The second hidden factor: the problem is not only or even primarily with the banks themselves, but with their contractors. Elderson specifically emphasized that critical infrastructure and external service providers used by banks are at risk. This means the vulnerability perimeter is much wider than the banks' own balance sheets. Processing companies, cloud providers, SWIFT gateway systems, data centers—all could be compromised through vulnerabilities that a Mythos-like AI will find faster than humans can close them. And while US counterparts are tested through Mythos, European ones remain "blind."

The third underreported aspect: the economics of AI attacks make defense fundamentally more expensive than offense. Binance Research notes that AI-enhanced exploits currently cost about $1.22 per contract, and this cost is expected to drop by 22% every two months. This is a radically asymmetric economy. With an attack cost of $1.22, a bank must spend millions on defense. With falling attack costs, this gap will only widen. And while US banks, by testing Mythos, at least know which vulnerabilities to patch first, European banks are forced to defend against everything at once—which is impossible.

Forecast: Next 30 Days and 90 Days

30 days (by mid-June 2026):

The trigger will be Japanese banks gaining access to Mythos—expected within the next two weeks. When Mitsubishi UFJ, Sumitomo Mitsui, and Mizuho begin testing, the first real benchmark will appear: how many vulnerabilities Mythos finds in major Asian banks. This information will likely remain confidential, but the market will learn the scale through indirect signs—emergency system updates, unscheduled audits, rising cybersecurity spending.

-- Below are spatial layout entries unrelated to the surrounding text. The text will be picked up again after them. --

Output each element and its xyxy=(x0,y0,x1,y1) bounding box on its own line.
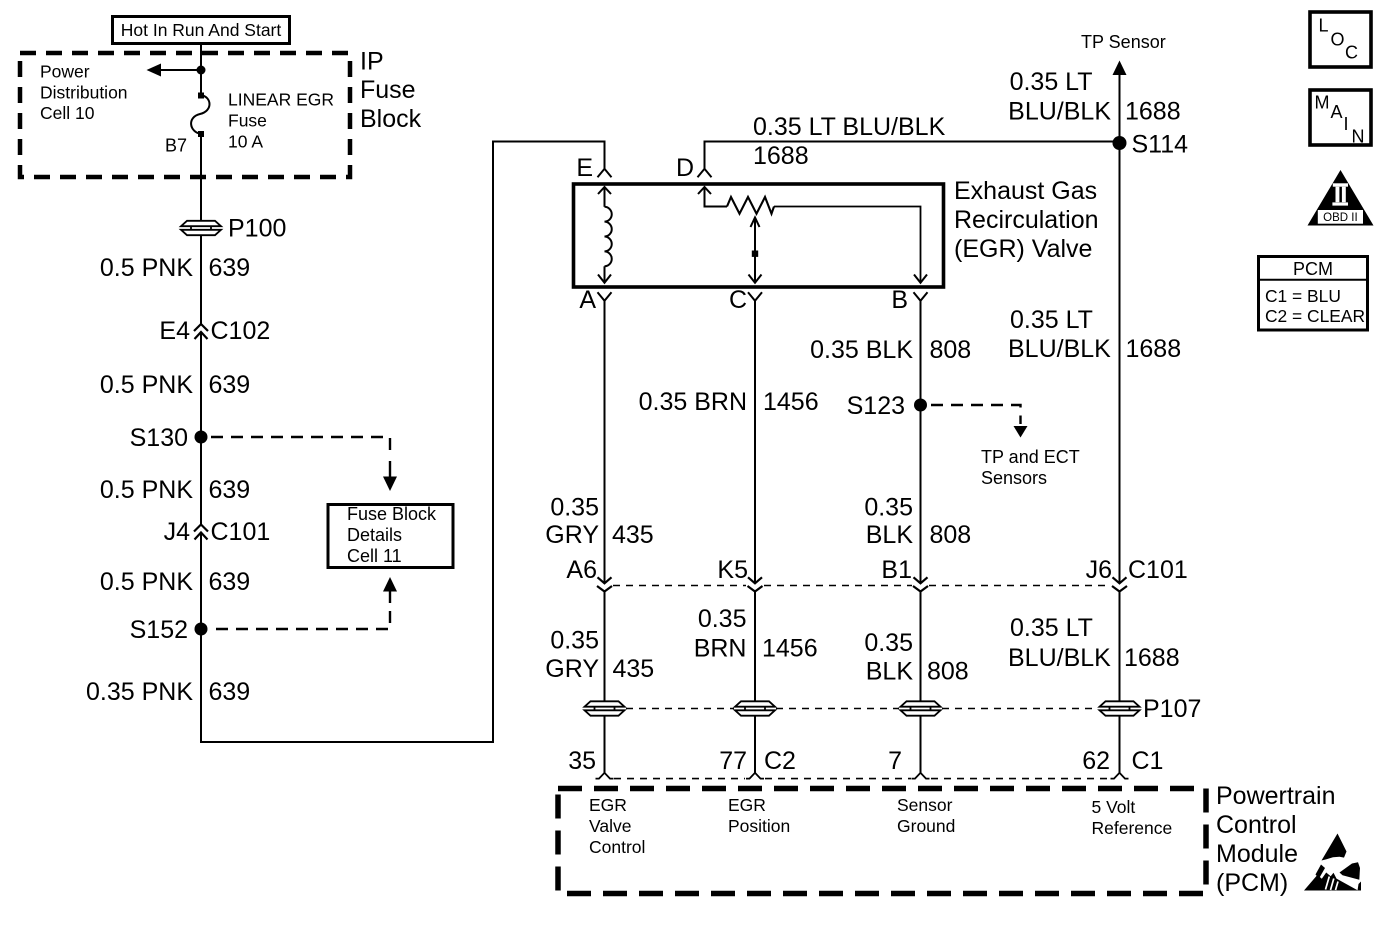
box: Exhaust Gas Recirculation (EGR) Valve xyxy=(574,184,944,287)
wire: main feed vertical from Hot box through IP fuse block xyxy=(200,43,202,95)
svg-text:BLU/BLK: BLU/BLK xyxy=(1008,335,1111,363)
svg-text:Details: Details xyxy=(347,525,402,545)
svg-text:C1 = BLU: C1 = BLU xyxy=(1265,286,1341,306)
svg-text:D: D xyxy=(676,154,694,182)
svg-text:O: O xyxy=(1331,30,1345,50)
connector C101 terminal K5 xyxy=(717,556,762,592)
svg-text:35: 35 xyxy=(568,747,596,775)
svg-text:S114: S114 xyxy=(1132,131,1189,159)
node: splice S130 xyxy=(130,424,208,452)
svg-text:C101: C101 xyxy=(211,518,271,546)
svg-text:B7: B7 xyxy=(165,136,187,156)
wire: 0.35 LT BLU/BLK 1688 from C101 to P107 xyxy=(1008,592,1180,702)
svg-text:OBD II: OBD II xyxy=(1323,212,1358,224)
pin chevron 62 xyxy=(1111,773,1129,779)
svg-text:Valve: Valve xyxy=(589,816,631,836)
pin E of EGR valve (male terminal) xyxy=(576,154,611,182)
svg-text:BLU/BLK: BLU/BLK xyxy=(1008,98,1111,126)
coil L: EGR solenoid winding E to A xyxy=(598,187,612,283)
box: Hot In Run And Start xyxy=(113,17,290,44)
svg-text:P107: P107 xyxy=(1143,695,1201,723)
node: splice S123 xyxy=(847,392,927,420)
connector P107 lens on LT BLU/BLK wire xyxy=(1100,695,1202,723)
svg-text:C2 = CLEAR: C2 = CLEAR xyxy=(1265,306,1365,326)
svg-text:0.35: 0.35 xyxy=(698,605,747,633)
label: Power Distribution Cell 10 xyxy=(40,62,128,124)
wire: TP Sensor feed arrow at top xyxy=(1008,32,1180,583)
svg-text:Control: Control xyxy=(1216,811,1297,839)
svg-text:5 Volt: 5 Volt xyxy=(1092,797,1136,817)
svg-text:Power: Power xyxy=(40,62,90,82)
box: Powertrain Control Module PCM (dashed) xyxy=(558,789,1206,894)
box: IP Fuse Block (dashed) xyxy=(20,53,350,177)
node: power distribution tap junction xyxy=(197,66,206,75)
svg-text:Module: Module xyxy=(1216,840,1298,868)
svg-text:TP Sensor: TP Sensor xyxy=(1081,32,1166,52)
svg-text:PCM: PCM xyxy=(1293,259,1333,279)
wire: 0.5 PNK 639 segment S130 to C101 xyxy=(100,476,250,504)
svg-text:639: 639 xyxy=(209,678,251,706)
connector C102 terminal E4 xyxy=(159,317,270,345)
wire: dashed reference from S123 to TP and ECT Sensors xyxy=(931,405,1080,488)
svg-text:0.35: 0.35 xyxy=(864,629,913,657)
connector P107 lens on GRY wire xyxy=(585,701,625,715)
connector P107 lens on BRN wire xyxy=(735,701,775,715)
svg-text:J6: J6 xyxy=(1086,556,1112,584)
connector C101 terminal A6 xyxy=(566,556,612,592)
svg-text:C2: C2 xyxy=(764,747,796,775)
svg-text:808: 808 xyxy=(930,521,972,549)
icon: PCM connector color legend xyxy=(1259,257,1368,331)
svg-text:N: N xyxy=(1352,127,1365,147)
icon: LOC legend box xyxy=(1310,12,1371,67)
svg-text:0.35 LT BLU/BLK: 0.35 LT BLU/BLK xyxy=(753,113,946,141)
label: 5 Volt Reference xyxy=(1092,797,1173,838)
wire: 0.35 BRN 1456 from pin C to C101 xyxy=(639,301,819,584)
svg-text:S152: S152 xyxy=(130,616,188,644)
pin chevron 7 xyxy=(912,773,930,779)
svg-text:K5: K5 xyxy=(717,556,748,584)
svg-text:639: 639 xyxy=(209,476,251,504)
svg-text:0.35 BLK: 0.35 BLK xyxy=(810,336,913,364)
svg-text:J4: J4 xyxy=(164,518,191,546)
connector row into PCM (dashed with pin chevrons) xyxy=(614,778,1109,780)
svg-text:0.35: 0.35 xyxy=(864,494,913,522)
svg-text:Cell 10: Cell 10 xyxy=(40,103,95,123)
svg-text:Position: Position xyxy=(728,816,790,836)
svg-text:0.35 BRN: 0.35 BRN xyxy=(639,388,747,416)
svg-text:77: 77 xyxy=(719,747,747,775)
svg-text:C1: C1 xyxy=(1132,747,1164,775)
svg-text:1456: 1456 xyxy=(762,635,818,663)
svg-text:S123: S123 xyxy=(847,392,905,420)
svg-text:C: C xyxy=(1345,43,1358,63)
svg-text:Recirculation: Recirculation xyxy=(954,206,1099,234)
svg-text:0.35 LT: 0.35 LT xyxy=(1010,306,1093,334)
label: EGR Position xyxy=(728,795,790,836)
svg-text:Fuse: Fuse xyxy=(360,76,416,104)
svg-text:1688: 1688 xyxy=(1124,644,1180,672)
svg-text:C101: C101 xyxy=(1128,556,1188,584)
svg-text:L: L xyxy=(1319,16,1329,36)
svg-text:639: 639 xyxy=(209,371,251,399)
svg-text:C: C xyxy=(729,286,747,314)
svg-text:0.35 PNK: 0.35 PNK xyxy=(86,678,193,706)
svg-text:GRY: GRY xyxy=(545,655,599,683)
svg-text:E: E xyxy=(576,154,593,182)
wire: 0.35 BLK 808 from pin B to S123 xyxy=(810,301,971,584)
wire: fuse output down to connector P100 xyxy=(200,134,202,221)
svg-text:Powertrain: Powertrain xyxy=(1216,782,1336,810)
svg-text:EGR: EGR xyxy=(589,795,627,815)
svg-text:BLU/BLK: BLU/BLK xyxy=(1008,644,1111,672)
svg-text:7: 7 xyxy=(888,747,902,775)
icon: OBD II triangle xyxy=(1308,170,1374,226)
fuse F: LINEAR EGR Fuse 10 A xyxy=(191,93,209,138)
pin D of EGR valve (male terminal) xyxy=(676,154,712,182)
svg-text:A: A xyxy=(1331,102,1343,122)
svg-text:Reference: Reference xyxy=(1092,818,1173,838)
pin chevron 35 xyxy=(596,773,614,779)
svg-text:1456: 1456 xyxy=(763,388,819,416)
connector P107 row (dashed line) xyxy=(626,708,1098,710)
wire: 0.35 PNK 639 segment S152 down and across to EGR valve pin E xyxy=(86,142,605,743)
wire: P107 to PCM pin 62 xyxy=(1082,716,1163,775)
wiper arm of potentiometer to pin C xyxy=(749,218,762,284)
svg-text:435: 435 xyxy=(612,521,654,549)
svg-text:0.5 PNK: 0.5 PNK xyxy=(100,568,193,596)
svg-text:Sensor: Sensor xyxy=(897,795,953,815)
node: splice S152 xyxy=(130,616,208,644)
pin chevron 77 xyxy=(746,773,764,779)
wire: 0.5 PNK 639 segment C101 to S152 xyxy=(100,533,250,630)
svg-text:808: 808 xyxy=(930,336,972,364)
svg-text:Exhaust Gas: Exhaust Gas xyxy=(954,177,1097,205)
svg-text:E4: E4 xyxy=(159,317,190,345)
svg-text:0.5 PNK: 0.5 PNK xyxy=(100,371,193,399)
svg-text:(PCM): (PCM) xyxy=(1216,869,1288,897)
svg-text:Cell 11: Cell 11 xyxy=(347,546,402,566)
pin C of EGR valve (female terminal) xyxy=(729,286,762,314)
svg-text:BLK: BLK xyxy=(866,658,914,686)
label: LINEAR EGR Fuse 10 A xyxy=(228,90,334,152)
svg-text:S130: S130 xyxy=(130,424,188,452)
svg-text:62: 62 xyxy=(1082,747,1110,775)
svg-text:Fuse Block: Fuse Block xyxy=(347,504,437,524)
svg-text:B: B xyxy=(891,286,908,314)
svg-text:Block: Block xyxy=(360,105,422,133)
connector P100 (in-line) xyxy=(181,215,286,243)
svg-text:1688: 1688 xyxy=(1125,98,1181,126)
wire: 0.5 PNK 639 segment P100 to C102 xyxy=(100,236,250,324)
svg-text:GRY: GRY xyxy=(545,521,599,549)
resistor R: EGR position sense potentiometer xyxy=(698,187,927,283)
svg-text:Distribution: Distribution xyxy=(40,83,128,103)
svg-text:639: 639 xyxy=(209,254,251,282)
connector C101 terminal B1 xyxy=(881,556,928,592)
box: Fuse Block Details Cell 11 xyxy=(328,504,453,568)
svg-text:Control: Control xyxy=(589,837,645,857)
connector C101 row (dashed bulkhead line) xyxy=(613,585,1110,587)
svg-text:I: I xyxy=(1344,114,1349,134)
wire: dashed reference from S130 to Fuse Block Details xyxy=(211,437,397,491)
svg-text:Fuse: Fuse xyxy=(228,111,267,131)
label: IP Fuse Block xyxy=(360,48,422,134)
pin B of EGR valve (female terminal) xyxy=(891,286,927,314)
icon: MAIN legend box xyxy=(1310,90,1371,147)
svg-text:Ground: Ground xyxy=(897,816,955,836)
label: Exhaust Gas Recirculation (EGR) Valve xyxy=(954,177,1099,263)
svg-text:808: 808 xyxy=(927,658,969,686)
wire: 0.35 BRN 1456 from C101 to P107 xyxy=(694,592,818,702)
wire: 0.35 BLK 808 from C101 to P107 xyxy=(864,592,968,702)
label: Sensor Ground xyxy=(897,795,955,836)
svg-text:10 A: 10 A xyxy=(228,132,263,152)
svg-text:TP and ECT: TP and ECT xyxy=(981,447,1080,467)
wire: P107 to PCM pin 7 xyxy=(888,716,920,775)
label: Powertrain Control Module (PCM) xyxy=(1216,782,1336,897)
pin A of EGR valve (female terminal) xyxy=(579,286,611,314)
svg-text:A: A xyxy=(579,286,596,314)
wire: P107 to PCM pin 35 xyxy=(568,716,604,775)
svg-text:Sensors: Sensors xyxy=(981,468,1047,488)
svg-text:LINEAR EGR: LINEAR EGR xyxy=(228,90,334,110)
label: 0.35 BLK 808 above C101 on B wire xyxy=(864,494,971,550)
wire: 0.5 PNK 639 segment C102 to S130 xyxy=(100,332,250,525)
svg-text:0.35 LT: 0.35 LT xyxy=(1010,614,1093,642)
label: EGR Valve Control xyxy=(589,795,645,857)
svg-text:IP: IP xyxy=(360,48,384,76)
svg-text:C102: C102 xyxy=(211,317,271,345)
svg-text:0.5 PNK: 0.5 PNK xyxy=(100,476,193,504)
svg-text:BLK: BLK xyxy=(866,521,914,549)
wire: 0.35 LT BLU/BLK 1688 below S114 xyxy=(1008,306,1181,363)
node: splice S114 xyxy=(1113,131,1189,159)
svg-text:0.35 LT: 0.35 LT xyxy=(1010,68,1093,96)
wire: 0.35 GRY 435 from pin A to C101 xyxy=(545,301,653,584)
svg-text:A6: A6 xyxy=(566,556,597,584)
wire: P107 to PCM pin 77 xyxy=(719,716,796,775)
svg-text:M: M xyxy=(1315,93,1330,113)
svg-text:639: 639 xyxy=(209,568,251,596)
icon: ESD sensitive device symbol xyxy=(1304,834,1361,891)
svg-text:1688: 1688 xyxy=(1126,335,1182,363)
wire: dashed reference from S152 to Fuse Block Details xyxy=(211,577,397,629)
svg-text:0.5 PNK: 0.5 PNK xyxy=(100,254,193,282)
wire: 0.35 LT BLU/BLK 1688 from pin D to S114 xyxy=(705,113,1120,170)
svg-text:BRN: BRN xyxy=(694,635,747,663)
connector C101 terminal J4 xyxy=(164,518,271,546)
svg-text:Hot In Run And Start: Hot In Run And Start xyxy=(121,20,282,40)
wire: 0.35 GRY 435 from C101 to P107 xyxy=(545,592,654,702)
svg-text:0.35: 0.35 xyxy=(550,627,599,655)
svg-text:P100: P100 xyxy=(228,215,286,243)
svg-text:EGR: EGR xyxy=(728,795,766,815)
svg-text:0.35: 0.35 xyxy=(550,494,599,522)
svg-text:(EGR) Valve: (EGR) Valve xyxy=(954,235,1092,263)
svg-text:435: 435 xyxy=(613,655,655,683)
svg-text:1688: 1688 xyxy=(753,142,809,170)
wire: arrow to Power Distribution Cell 10 xyxy=(147,64,202,77)
connector C101 terminal J6 xyxy=(1086,556,1188,592)
svg-text:B1: B1 xyxy=(881,556,912,584)
connector P107 lens on BLK wire xyxy=(901,701,941,715)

The ECB, as planned in April, will begin formal collection of information from supervised banks on their readiness for AI attacks. I expect the survey results to be alarming, and the regulator may issue additional directives. It is also likely that the ECB will intensify diplomatic efforts to gain access to Mythos for European banks—but this will not happen quickly.

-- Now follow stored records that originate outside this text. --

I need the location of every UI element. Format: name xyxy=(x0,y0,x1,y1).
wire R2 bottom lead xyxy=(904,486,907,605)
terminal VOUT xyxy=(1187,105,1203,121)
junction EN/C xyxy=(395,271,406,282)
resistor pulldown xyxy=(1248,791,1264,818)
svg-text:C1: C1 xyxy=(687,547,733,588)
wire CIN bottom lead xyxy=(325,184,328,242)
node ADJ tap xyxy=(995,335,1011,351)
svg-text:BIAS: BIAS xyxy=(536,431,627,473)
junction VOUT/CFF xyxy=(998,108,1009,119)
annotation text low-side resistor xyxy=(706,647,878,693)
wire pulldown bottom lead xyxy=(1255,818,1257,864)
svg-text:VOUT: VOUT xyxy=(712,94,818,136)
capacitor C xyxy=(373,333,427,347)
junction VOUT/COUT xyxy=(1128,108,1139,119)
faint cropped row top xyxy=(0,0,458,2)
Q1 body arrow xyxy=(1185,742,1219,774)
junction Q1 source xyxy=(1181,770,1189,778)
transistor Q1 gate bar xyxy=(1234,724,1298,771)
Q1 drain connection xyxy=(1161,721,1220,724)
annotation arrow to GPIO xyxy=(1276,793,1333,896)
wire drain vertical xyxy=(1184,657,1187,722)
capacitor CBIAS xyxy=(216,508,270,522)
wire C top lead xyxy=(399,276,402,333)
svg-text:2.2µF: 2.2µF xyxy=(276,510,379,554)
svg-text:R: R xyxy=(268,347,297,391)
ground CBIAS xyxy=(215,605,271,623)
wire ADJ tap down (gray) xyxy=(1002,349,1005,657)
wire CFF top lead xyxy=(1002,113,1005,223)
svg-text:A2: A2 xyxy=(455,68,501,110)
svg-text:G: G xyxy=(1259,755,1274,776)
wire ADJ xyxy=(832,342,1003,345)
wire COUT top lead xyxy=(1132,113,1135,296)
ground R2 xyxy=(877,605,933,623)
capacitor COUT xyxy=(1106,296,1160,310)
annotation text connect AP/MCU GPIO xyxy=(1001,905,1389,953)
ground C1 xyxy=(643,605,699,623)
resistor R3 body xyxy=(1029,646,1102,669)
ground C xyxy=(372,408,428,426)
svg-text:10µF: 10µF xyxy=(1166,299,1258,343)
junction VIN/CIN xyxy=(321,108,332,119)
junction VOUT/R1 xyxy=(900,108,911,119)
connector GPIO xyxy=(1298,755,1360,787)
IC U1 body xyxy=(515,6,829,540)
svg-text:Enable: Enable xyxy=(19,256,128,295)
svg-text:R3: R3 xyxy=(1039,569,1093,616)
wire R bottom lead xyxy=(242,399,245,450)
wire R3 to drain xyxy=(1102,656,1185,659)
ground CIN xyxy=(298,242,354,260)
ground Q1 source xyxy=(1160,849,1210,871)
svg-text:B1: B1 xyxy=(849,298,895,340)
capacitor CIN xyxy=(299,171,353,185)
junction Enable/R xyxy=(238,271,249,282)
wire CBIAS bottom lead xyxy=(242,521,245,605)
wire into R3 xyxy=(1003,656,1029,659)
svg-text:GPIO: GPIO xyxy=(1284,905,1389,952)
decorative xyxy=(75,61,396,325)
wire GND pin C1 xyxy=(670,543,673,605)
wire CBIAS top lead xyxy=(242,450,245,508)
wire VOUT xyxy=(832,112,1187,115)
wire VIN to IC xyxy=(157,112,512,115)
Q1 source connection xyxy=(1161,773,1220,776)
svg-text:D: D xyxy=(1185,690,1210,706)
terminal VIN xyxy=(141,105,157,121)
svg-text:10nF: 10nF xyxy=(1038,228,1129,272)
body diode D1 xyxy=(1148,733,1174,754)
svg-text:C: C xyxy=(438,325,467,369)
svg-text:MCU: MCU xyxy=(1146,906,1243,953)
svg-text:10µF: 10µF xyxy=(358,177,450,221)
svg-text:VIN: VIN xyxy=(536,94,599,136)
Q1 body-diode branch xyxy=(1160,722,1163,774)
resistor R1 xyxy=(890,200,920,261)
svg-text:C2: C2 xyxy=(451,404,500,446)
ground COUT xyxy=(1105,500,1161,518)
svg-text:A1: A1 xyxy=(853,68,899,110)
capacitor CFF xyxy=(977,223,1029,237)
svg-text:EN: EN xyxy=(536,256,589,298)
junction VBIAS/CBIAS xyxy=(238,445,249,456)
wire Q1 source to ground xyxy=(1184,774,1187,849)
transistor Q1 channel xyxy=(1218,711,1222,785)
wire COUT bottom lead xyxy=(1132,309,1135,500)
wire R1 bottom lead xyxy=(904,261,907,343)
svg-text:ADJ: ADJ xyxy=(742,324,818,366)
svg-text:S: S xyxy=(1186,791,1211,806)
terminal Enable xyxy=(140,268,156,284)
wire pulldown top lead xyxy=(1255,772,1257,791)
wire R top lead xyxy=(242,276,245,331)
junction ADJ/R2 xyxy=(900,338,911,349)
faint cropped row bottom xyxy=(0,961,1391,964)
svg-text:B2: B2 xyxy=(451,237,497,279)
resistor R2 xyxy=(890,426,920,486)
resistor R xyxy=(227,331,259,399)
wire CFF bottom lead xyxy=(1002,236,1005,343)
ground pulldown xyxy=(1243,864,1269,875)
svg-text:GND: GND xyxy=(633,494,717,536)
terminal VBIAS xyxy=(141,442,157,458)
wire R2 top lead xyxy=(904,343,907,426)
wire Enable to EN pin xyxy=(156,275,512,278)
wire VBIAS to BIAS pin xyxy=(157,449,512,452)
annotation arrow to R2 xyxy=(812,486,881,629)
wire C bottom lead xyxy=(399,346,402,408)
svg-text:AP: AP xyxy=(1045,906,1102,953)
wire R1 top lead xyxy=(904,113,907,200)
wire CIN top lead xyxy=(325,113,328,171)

90 days (by mid-August 2026):

By the end of summer, the structural inequality that is now only emerging will become apparent. Banks with access to advanced AI tools (US and likely Japanese) will have a fundamentally different cyber risk profile than European ones. Rating agencies may begin to factor this into credit ratings—especially if at least one high-profile incident involving an AI-enhanced attack on a European bank occurs.

Quorum Cyber's 2026 report already notes that average ransom demands in the financial services sector have risen 179%, and the number of new ransomware groups has increased by 30%. One nation-state actor demonstrated the ability to automate up to 90% of the intrusion process using AI. If these trends continue, by August some European bank will almost inevitably become a victim—and then the question the ECB is now trying to preempt with its warning will arise: why did the bank not prepare for a threat the regulator warned about back in May?

Insider takeaway: Elderson's May 13 statement is not so much a recommendation as the creation of a regulatory alibi. When (not if) a European bank suffers a successful attack using Mythos-class AI tools, the ECB will be able to say: we warned you, the bank should have prepared. But the underlying problem remains unsolved: the European banking system has been cut off from a key defensive tool at a time when the economics of cyberattacks have radically shifted in favor of attackers. This is not a technology gap—it is a structural vulnerability embedded in the architecture of global financial regulation.